CHEXX Sie nehmen sich in erster Linie politischer Themen an. Gibt es einen Unterschied für Sie, als Kabarettist oder Comedian gesehen zu werden? Wo sehen Sie sich?

Urban Priol Ich mag es eigentlich nicht, wenn man eine Unterscheidung der verschiedenen Begriffe vornimmt. Die Comedians haben bloß irgendwann den Fehler gemacht, sich vom Kabarett abzugrenzen und zu behaupten, sie hätten eine neue Kunstform erfunden. Dabei gab es diese Form bereits Ende des 19. Jahrhunderts in den Seebädern in England. Vom Werdegang her würde ich mich allerdings schon als Kabarettisten bezeichnen. Aber ich fletsche auch nicht die Zähne, wenn mich jemand als Comedian bezeichnet. Ich finde nämlich, in jedem guten Programm sollten auch genügend comediantische Elemente enthalten sein.

CHEXX Sie beziehen Angela Merkel und Ääääädmund Stoiber oftmals mit in Ihre Sketche ein. Haben Sie eine spezielle Beziehung zu beiden?

Urban Priol Na gut, von Edmund Stoiber werden ja inzwischen eh nur noch die Tiefausläufer berücksichtigt, beispielsweise wenn er mal wieder auf einem Parteitag ausgebuht wird. Edmund hat sich ja selbst erledigt und wird nur noch von Zeit zu Zeit als Handpuppe in Erscheinung treten, oder uns damit überraschen, wie toll er in Brüssel die Demokratie abbaut und über den Krümmungsgrad von Gurken nachdenkt. Edmund Stoiber war ein guter Wegbegleiter über viele Jahre, verstaubt aber von nun an wohl in der Mottenkiste. Bei Angela Merkel ist es ja nun mal so, dass sie unsere Kanzlerin ist. Sie ist die Frau mit der Richtlinienkompetenz und die Frau, die vor drei Jahren gesagt hat, sie will Deutschland regieren - sie hat bloß Deutschland mit sich selbst verwechselt und richtet danach ja auch ihre Politik aus. Sie bleibt möglichst im Hintergrund und tritt oft nur moderierend in Erscheinung. Was mich an ihr fasziniert ist, dass sie zu einer Art Medienprodukt geworden ist, ohne greifbare Gegenleistung! Und dass sie beim Volk so beliebt ist, weil sie es in den letzten drei Jahren geschafft hat so zu tun, als hätte sie mit der Politik, die sie zu vertreten hat, eigentlich gar nichts zu tun…das ist schon faszinierend.

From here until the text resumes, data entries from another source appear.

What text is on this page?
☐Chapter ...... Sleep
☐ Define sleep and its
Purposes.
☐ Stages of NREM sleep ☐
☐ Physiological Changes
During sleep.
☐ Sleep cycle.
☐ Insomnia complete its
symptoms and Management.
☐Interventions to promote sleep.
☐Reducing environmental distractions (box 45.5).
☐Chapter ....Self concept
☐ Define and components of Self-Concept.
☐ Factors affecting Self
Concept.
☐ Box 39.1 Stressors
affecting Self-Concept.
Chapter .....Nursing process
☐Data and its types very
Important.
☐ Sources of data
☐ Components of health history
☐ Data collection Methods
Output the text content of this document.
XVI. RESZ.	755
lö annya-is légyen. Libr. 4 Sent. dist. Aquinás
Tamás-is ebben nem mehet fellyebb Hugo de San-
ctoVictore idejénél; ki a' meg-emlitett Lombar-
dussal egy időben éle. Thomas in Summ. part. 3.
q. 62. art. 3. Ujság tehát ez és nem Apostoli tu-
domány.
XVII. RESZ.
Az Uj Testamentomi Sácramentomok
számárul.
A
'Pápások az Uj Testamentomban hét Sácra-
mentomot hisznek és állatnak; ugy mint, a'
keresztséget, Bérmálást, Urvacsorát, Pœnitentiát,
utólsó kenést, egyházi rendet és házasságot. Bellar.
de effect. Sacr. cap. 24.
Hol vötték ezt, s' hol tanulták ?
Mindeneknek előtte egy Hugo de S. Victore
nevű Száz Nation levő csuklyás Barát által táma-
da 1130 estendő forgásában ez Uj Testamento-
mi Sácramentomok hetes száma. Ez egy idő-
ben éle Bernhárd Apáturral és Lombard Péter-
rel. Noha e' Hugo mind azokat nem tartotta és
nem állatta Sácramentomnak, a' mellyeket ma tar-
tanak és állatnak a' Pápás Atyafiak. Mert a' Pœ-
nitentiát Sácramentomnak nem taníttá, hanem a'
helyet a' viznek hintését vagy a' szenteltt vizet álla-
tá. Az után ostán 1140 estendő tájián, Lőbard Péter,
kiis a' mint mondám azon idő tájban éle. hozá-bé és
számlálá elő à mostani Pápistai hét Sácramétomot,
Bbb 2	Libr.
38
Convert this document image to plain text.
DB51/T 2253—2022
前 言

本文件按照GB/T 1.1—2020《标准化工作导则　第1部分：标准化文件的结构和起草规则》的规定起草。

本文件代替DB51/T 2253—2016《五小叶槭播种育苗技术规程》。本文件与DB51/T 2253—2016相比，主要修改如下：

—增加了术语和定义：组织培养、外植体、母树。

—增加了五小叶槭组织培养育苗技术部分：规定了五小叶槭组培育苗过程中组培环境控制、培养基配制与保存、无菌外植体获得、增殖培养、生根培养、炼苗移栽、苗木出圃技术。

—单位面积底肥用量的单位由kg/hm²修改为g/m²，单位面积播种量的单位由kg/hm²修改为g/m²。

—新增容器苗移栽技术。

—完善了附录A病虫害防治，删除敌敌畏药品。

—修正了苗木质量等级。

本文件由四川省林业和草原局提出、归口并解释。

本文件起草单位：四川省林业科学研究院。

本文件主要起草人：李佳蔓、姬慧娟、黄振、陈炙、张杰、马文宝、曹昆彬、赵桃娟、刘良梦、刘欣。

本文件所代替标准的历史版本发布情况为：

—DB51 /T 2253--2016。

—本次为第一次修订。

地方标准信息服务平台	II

CHEXX Die Realität ist manchmal unschlagbar komisch. Die einzigartige Transrapid-Rede von Stoiber beispielsweise macht einen Kabarettisten doch sicherlich neidisch, weil sie nicht zu toppen ist, oder?

Urban Priol Sowohl seine Transrapid-Rede als auch seine Bären-Rede haben Duftmarken gesetzt. Er wird sich neben Heinrich Lübke einreihen, der in den 60er Jahren, ähnlich wie Horst Köhler heute, ein begnadeter Bundespräsident war und der damals die Menschen begrüßte mit "Guten Tag liebe Menschen, liebe Neger…". Aber inzwischen wachsen ja auch Talente nach. Wenn ich da an letzte Woche denke, als der große Rechner, unser Wirtschaftsminister Michael Glos, zu der Automobil-Krise meinte "In der Automobil-Branche hängt jeder sechste Arbeitsplatz dran, manche sagen sogar, jeder Siebte…" Wer so rechnen kann, ist ein geborener Wirtschaftsexperte. Ich bin nicht bange, dass die Anekdoten irgendwann ausgehen.

CHEXX Nach über 27 Jahren ist "Neues aus der Anstalt" wieder die erste Kabarett-Sendung im ZDF. Das dürfte anfangs großen Druck, erfolgreich zu sein, ausgeübt haben, oder?

Urban Priol Natürlich… vor der ersten Sendung hatten wir alle Muffe. Wenn man nach so langer Zeit erstmals wieder mit einer Kabarett-Sendung an den Start geht, da ist die Erwartungshaltung von außen unwahrscheinlich groß. Diese Erwartungshaltung stelle ich auch an mich selbst, wenn ich abends auf die Bühne gehe und die Leute unten im Publikum sitzen sehe. Dann sage ich mir auch "Das muss heute gut gehen und ich möchte die Menschen jetzt zwei bis drei Stunden unterhalten". Das ist vor der Fernsehsendung natürlich auch so. Zum Glück haben das vor mir auch schon ein paar andere gemacht… obwohl es ja schon etwas Neues war, weil das Konzept von Georg Schramm und mir etwas eigen war. Da war der Druck am Anfang schon enorm hoch.

CHEXX Heißt das, Sie schlafen in der Nacht vor der Live-Sendung sehr schlecht?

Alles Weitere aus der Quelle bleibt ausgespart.